Voilà que Khabar Lahariya et sa rédaction de femmes des basses castes se retrouvent sous les feux des projecteurs hollywoodiens : Writing with fire, le documentaire qui leur est consacré, est nominé pour l'Oscar du meilleur documentaire, décerné dans la soirée du 27 mars 2022 (cérémonie à 17h00, heure locale) à Los Angeles.
Il y a quelques semaines, le couple qui l'a réalisé, Rintu Thomas et Sushmit Ghosh, laissait éclater sa joie sur Twitter à l'annonce de la nomination de son film :
Oh My God!!!! Writing With Fire just got nominated for @TheAcademy Award.
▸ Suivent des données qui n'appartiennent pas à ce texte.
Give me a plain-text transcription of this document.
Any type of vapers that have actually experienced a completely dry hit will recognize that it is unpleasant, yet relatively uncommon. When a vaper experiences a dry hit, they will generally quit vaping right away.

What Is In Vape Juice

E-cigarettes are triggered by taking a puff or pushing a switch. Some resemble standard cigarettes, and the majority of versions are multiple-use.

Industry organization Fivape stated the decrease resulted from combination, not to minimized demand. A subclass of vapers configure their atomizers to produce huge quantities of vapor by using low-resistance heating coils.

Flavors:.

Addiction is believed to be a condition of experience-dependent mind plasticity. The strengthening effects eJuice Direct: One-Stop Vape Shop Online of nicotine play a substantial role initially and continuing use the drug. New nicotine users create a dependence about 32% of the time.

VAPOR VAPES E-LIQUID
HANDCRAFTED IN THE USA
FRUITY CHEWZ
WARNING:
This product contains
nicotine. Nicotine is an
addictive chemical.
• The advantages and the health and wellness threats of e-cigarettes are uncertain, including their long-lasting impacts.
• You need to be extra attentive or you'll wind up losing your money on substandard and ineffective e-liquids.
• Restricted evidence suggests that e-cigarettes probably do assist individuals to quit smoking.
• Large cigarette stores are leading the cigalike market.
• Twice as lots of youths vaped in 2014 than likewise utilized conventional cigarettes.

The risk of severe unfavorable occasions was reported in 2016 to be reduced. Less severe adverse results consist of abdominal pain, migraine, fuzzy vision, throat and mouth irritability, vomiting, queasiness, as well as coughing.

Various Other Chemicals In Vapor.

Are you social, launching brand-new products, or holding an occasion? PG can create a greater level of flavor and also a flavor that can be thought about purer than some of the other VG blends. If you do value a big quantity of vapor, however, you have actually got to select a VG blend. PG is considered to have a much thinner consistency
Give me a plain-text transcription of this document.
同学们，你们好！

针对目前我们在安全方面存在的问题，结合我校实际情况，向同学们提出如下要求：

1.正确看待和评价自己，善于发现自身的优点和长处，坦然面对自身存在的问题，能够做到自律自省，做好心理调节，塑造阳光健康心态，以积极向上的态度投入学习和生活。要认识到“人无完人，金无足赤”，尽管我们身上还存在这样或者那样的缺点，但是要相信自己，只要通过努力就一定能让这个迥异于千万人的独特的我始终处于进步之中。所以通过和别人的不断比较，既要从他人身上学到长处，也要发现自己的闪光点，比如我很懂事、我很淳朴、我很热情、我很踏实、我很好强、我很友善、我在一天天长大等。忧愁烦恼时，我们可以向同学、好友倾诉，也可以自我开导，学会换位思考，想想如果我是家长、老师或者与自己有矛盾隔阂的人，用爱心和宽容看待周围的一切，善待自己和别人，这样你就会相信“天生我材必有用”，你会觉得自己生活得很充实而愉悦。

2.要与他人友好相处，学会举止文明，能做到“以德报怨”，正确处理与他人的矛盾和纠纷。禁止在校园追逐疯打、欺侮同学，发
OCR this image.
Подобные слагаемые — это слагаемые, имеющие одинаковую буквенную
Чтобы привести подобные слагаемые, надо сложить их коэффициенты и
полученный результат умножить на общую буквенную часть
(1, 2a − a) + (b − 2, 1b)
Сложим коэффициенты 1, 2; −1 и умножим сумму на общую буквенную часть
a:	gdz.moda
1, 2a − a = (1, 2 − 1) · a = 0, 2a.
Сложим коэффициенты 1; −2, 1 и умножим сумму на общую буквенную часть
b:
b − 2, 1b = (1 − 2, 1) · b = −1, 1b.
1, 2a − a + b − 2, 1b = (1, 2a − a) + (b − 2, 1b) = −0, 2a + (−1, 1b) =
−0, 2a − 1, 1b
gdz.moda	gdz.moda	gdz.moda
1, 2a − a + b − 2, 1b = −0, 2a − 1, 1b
Oh My God!!!!!!!! #OscarNoms #WritingWithFire pic.twitter.com/X9TlcCF2Xd
— Rintu Thomas (@RintuThomas11) February 8, 2022
Writing with fire suit les journalistes de Khabar Lahariya au fil de leurs reportages, mais aussi de leur vie de famille et de leurs cheminement personnels. Il témoigne également des craintes de ces femmes d'extraction rurale face à la transition numérique du journal et de la volonté et avec laquelles elles les surmontent, car il le faut. Comme dit l'une d'elle : "Nous devons réussir".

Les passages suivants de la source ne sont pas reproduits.